Le fisc surveille de près les exilés fiscaux

Le fisc surveille de près les exilés fiscaux - -

Alors que les exilés fiscaux risquent de payer plus cher leur "exit tax", le fisc engrange de plus en plus de redressements pour fausse domiciliation à l'étranger.

A peine appliquée, déjà modifiée. La très sensible "exit tax" va devoir être actualisée pour prendre en compte le nouveau régime des plus-values.

Le texte, publié au Journal Officiel en avril 2012 et qui avait demandé beaucoup de travaux, prévoit qu’en cas de délocalisation, les contribuables puissent être immédiatement taxés sur certaines plus-values.

Une même taxe avait déjà été mise en place 15 ans plutôt, mais elle avait été supprimée. Les autorités européennes estimaient que ce système d'imposition était une entrave à la libre circulation des biens et des personnes. Bercy, en la remettant au goût du jour, marchait donc sur des œufs.

Là, le ministère de l'Economie va donc sûrement procéder à une actualisation de la taxe, qui sera importante. Actuellement, l’"exit tax" prévoit d’imposer à 19% les plus-values. Avec les aménagements de la taxation des plus-values prévue dans le budget 2013, le texte va devoir tenir compte des "deux régimes distincts d'imposition des plus-values de cession de valeurs mobilières selon qu'il s'agit de simples particuliers investisseurs ou de dirigeants détenant au moins 10 % du capital de la société dont les titres sont cédés".
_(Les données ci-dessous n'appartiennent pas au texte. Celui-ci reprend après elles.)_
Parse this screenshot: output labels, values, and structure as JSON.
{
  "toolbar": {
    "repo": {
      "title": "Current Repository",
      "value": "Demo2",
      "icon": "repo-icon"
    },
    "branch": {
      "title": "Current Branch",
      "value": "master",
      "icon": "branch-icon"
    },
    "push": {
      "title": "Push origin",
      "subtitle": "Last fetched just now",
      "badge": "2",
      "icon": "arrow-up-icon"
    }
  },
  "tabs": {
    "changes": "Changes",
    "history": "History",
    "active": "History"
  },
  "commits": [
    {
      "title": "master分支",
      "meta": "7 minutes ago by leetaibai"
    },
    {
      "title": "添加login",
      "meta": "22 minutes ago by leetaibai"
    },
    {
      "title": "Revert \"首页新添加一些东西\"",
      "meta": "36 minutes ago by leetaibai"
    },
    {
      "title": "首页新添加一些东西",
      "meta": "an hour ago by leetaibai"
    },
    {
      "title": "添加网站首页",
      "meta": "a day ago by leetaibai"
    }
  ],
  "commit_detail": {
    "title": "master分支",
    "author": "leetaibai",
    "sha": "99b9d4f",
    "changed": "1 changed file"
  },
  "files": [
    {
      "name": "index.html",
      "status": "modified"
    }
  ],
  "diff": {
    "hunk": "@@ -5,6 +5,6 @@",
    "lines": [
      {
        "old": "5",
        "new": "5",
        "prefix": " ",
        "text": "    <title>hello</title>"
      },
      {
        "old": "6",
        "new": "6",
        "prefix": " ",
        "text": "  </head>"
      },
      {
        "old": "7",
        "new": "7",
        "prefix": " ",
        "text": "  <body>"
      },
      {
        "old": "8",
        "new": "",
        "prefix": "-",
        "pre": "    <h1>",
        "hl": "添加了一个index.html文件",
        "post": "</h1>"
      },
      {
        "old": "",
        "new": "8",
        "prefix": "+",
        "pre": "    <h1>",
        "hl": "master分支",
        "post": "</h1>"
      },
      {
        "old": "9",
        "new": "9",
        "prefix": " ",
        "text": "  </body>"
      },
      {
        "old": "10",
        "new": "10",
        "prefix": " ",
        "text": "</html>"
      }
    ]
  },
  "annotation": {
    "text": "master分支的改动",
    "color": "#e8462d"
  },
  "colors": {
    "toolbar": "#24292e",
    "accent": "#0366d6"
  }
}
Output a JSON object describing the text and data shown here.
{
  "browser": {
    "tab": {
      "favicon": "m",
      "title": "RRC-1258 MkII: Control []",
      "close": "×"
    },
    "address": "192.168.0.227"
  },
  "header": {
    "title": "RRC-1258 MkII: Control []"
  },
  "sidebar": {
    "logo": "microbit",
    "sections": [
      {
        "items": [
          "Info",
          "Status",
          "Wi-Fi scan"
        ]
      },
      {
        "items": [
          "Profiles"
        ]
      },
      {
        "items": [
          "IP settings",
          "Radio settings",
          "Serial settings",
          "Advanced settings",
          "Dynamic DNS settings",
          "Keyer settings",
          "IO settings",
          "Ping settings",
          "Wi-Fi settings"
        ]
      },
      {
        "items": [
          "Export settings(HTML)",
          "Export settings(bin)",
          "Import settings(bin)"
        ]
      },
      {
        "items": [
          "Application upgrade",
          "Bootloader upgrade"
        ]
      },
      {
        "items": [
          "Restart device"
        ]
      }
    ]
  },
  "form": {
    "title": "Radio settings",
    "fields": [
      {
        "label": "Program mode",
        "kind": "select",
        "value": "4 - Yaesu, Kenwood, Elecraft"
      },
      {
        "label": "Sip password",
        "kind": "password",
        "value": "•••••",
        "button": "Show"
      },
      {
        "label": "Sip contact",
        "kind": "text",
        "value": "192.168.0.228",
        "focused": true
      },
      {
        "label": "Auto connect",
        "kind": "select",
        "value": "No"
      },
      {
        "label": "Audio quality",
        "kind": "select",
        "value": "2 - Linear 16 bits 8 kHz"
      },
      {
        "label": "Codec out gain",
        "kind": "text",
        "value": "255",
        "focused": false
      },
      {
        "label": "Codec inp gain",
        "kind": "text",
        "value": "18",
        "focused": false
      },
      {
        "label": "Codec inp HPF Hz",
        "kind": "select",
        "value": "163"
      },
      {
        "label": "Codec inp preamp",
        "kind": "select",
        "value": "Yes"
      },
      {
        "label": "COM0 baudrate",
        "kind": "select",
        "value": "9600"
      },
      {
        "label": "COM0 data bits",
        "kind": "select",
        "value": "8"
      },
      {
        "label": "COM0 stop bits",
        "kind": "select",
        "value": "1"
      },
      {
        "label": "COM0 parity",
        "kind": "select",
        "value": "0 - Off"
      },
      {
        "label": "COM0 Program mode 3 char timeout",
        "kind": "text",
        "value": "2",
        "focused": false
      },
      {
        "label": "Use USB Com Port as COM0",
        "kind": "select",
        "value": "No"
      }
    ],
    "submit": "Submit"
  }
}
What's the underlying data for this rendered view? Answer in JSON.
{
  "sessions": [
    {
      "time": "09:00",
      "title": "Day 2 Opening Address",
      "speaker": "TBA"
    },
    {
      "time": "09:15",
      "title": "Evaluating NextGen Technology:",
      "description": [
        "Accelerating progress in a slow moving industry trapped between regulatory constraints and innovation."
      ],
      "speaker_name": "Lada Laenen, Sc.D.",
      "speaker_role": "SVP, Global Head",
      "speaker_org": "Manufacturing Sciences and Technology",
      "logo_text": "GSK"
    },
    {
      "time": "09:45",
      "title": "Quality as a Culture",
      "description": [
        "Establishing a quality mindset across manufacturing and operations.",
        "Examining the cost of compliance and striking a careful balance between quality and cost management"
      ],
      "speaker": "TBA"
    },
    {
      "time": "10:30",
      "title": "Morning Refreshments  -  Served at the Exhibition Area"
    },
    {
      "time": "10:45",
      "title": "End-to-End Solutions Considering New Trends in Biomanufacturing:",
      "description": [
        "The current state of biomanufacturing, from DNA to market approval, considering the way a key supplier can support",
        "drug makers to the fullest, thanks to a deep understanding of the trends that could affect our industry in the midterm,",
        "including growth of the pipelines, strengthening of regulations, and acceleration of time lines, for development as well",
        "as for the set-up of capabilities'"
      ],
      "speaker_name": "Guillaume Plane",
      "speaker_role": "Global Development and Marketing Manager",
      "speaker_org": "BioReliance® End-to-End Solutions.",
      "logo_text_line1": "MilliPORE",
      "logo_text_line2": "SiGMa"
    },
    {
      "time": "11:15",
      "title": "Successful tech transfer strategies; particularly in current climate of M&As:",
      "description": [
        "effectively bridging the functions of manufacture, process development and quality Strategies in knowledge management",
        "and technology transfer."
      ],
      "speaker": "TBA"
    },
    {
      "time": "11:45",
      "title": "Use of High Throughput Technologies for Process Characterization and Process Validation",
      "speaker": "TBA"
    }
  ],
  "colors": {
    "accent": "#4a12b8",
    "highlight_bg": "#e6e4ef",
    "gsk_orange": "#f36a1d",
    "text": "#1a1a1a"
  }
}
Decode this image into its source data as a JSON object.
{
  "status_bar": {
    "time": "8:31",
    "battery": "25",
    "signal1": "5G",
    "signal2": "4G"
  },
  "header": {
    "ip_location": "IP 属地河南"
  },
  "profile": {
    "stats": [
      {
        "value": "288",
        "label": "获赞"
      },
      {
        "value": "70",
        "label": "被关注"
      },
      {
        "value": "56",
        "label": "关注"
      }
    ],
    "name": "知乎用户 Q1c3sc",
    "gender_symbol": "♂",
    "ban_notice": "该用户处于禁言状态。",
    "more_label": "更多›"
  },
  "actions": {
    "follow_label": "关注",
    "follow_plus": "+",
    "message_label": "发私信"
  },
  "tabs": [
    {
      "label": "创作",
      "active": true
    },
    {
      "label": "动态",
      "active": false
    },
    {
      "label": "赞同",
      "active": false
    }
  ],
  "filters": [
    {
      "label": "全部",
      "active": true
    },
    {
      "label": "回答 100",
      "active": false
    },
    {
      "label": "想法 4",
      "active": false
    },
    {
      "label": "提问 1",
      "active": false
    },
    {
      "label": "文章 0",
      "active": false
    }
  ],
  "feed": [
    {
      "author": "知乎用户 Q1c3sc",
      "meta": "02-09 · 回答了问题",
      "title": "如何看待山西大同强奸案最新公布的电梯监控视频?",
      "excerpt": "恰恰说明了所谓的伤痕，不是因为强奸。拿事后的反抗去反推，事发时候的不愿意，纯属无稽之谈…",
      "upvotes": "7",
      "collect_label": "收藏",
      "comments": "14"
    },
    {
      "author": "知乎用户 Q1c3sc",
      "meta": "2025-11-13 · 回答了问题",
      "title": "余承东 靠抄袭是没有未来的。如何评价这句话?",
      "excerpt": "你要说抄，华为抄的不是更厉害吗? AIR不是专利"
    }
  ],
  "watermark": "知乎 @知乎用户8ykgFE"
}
Et la facture risque d’être salée pour les premiers. Pour eux, le principe d'une intégration des plus-values mobilières au barème de l'impôt sur le revenu est maintenu. A partir du 1er janvier 2013, le taux de 19% sur les plus-values mobilières passerait à 24% à compter de cette date.

Le fisc traque les fausses domiciliations à l'étranger

De quoi se poser la question plutôt deux fois qu’une avant de se décider à quitter la France. Surtout que, d’après Le Figaro, le fisc surveille plus que jamais les exilés fiscaux. Et il s’intéresse particulièrement aux fausses domiciliations.

"Les montants engrangés par Bercy grâce à ce chef d'accusation ont fortement augmenté ces dernières années: ils sont passés de 40 millions d'euros en 2009 à 80 en 2011. Et ce, alors que le nombre de contribuables redressés a diminué, passant de 205 en 2009 à 177 en 2011. Le fisc a donc réussi à attraper plus de «gros poissons», avec un redressement moyen de 452 000 euros!", explique le quotidien. Le fisc fait un redressement pour fausse domiciliation à l'étranger lorsqu'il établit qu’une personne est toujours résident fiscal français et donc devrait payer ses impôts en France.

Par ailleurs, le fisc épinglerait de plus en plus de contribuables pour non-déclaration d’avoirs financiers à l’étranger. "Le nombre de redressements à ce titre a été multiplié par six en deux ans, en passant de 14 en 2009 à 86 en 2011".